ChatGPT use is picking up again, just as students head back to school
Students are returning to AI chatbots in swaths after a summer lull.
Pencil case? Check. Textbooks? Check. Large language model with multistep reasoning capabilities? Check.
With the long weekend signaling the final dregs of summer, students across the country are gearing up for the new term. And, in 2025, back to school for many high school and college students means reconnecting with their study buddy: ChatGPT.
Bot lull summer
As reported by Futurism in August, daily usage of OpenAI’s flagship chatbot plummeted in early June, when summer semesters wrapped up, according to data from AI platform OpenRouter. Based on a 2.5 million-strong user base, peak usage coincided with the middle of finals season on May 27, as users generated 97.4 billion tokens (a unit for data processing equivalent to roughly four English characters).

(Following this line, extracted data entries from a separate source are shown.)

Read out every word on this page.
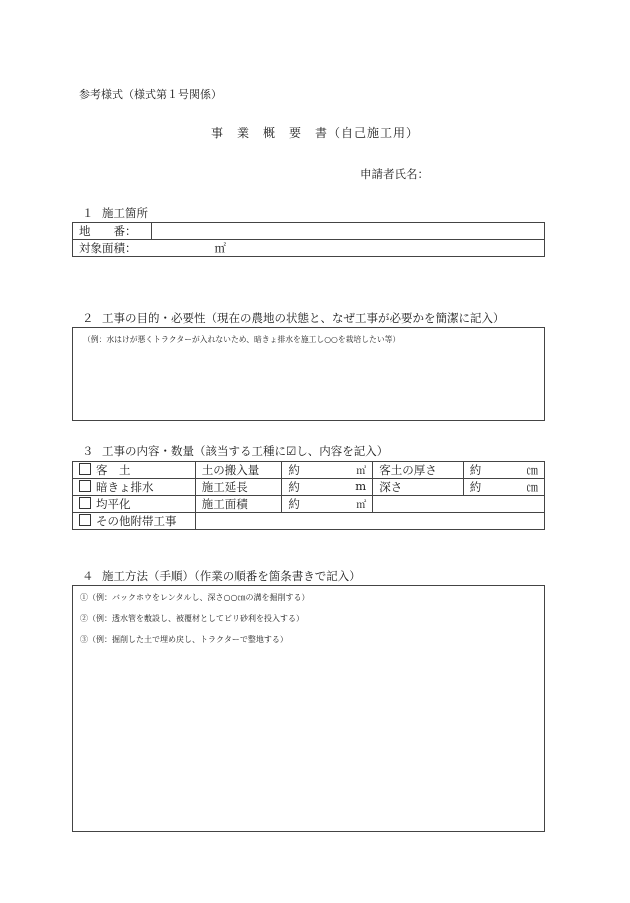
参考様式（様式第１号関係）
事　業　概　要　書（自己施工用）
申請者氏名：
１ 施工箇所
地　　番：	
対象面積：	㎡
２ 工事の目的・必要性（現在の農地の状態と、なぜ工事が必要かを簡潔に記入）
（例：水はけが悪くトラクターが入れないため、暗きょ排水を施工し○○を栽培したい等）
３ 工事の内容・数量（該当する工種に☑し、内容を記入）
客　土	土の搬入量	約 ㎥	客土の厚さ	約 ㎝

暗きょ排水	施工延長	約 m	深さ	約 ㎝

均平化	施工面積	約 ㎡		

その他附帯工事				
４ 施工方法（手順）（作業の順番を箇条書きで記入）
①（例：バックホウをレンタルし、深さ○○㎝の溝を掘削する）
②（例：透水管を敷設し、被覆材としてビリ砂利を投入する）
③（例：掘削した土で埋め戻し、トラクターで整地する）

Soon after, average monthly usage more than halved from May to June, when summer vacation began, to 36.7 billion tokens per day, and remained low throughout July. Now, as a new school year looms, ChatGPT usage is picking back up again.
Chat, eat my homework
Per Futurism, other drops in ChatGPT usage throughout the school year coincided with weekends; a Google report on shopping trends also outlined that searches for “AI laptops” more than quadrupled from mid-April to the end of May, during exam season; and a Pew Research survey from January found that the share of teens who said they use ChatGPT for schoolwork doubled to 26% from 2023 to 2025.
Though even the most esteemed institutes for learning advocate for supporting education with AI tools, the impact that overreliance on the tech could have on skill development, intellectual standards, and research integrity — particularly at the college level — is yet to be seen.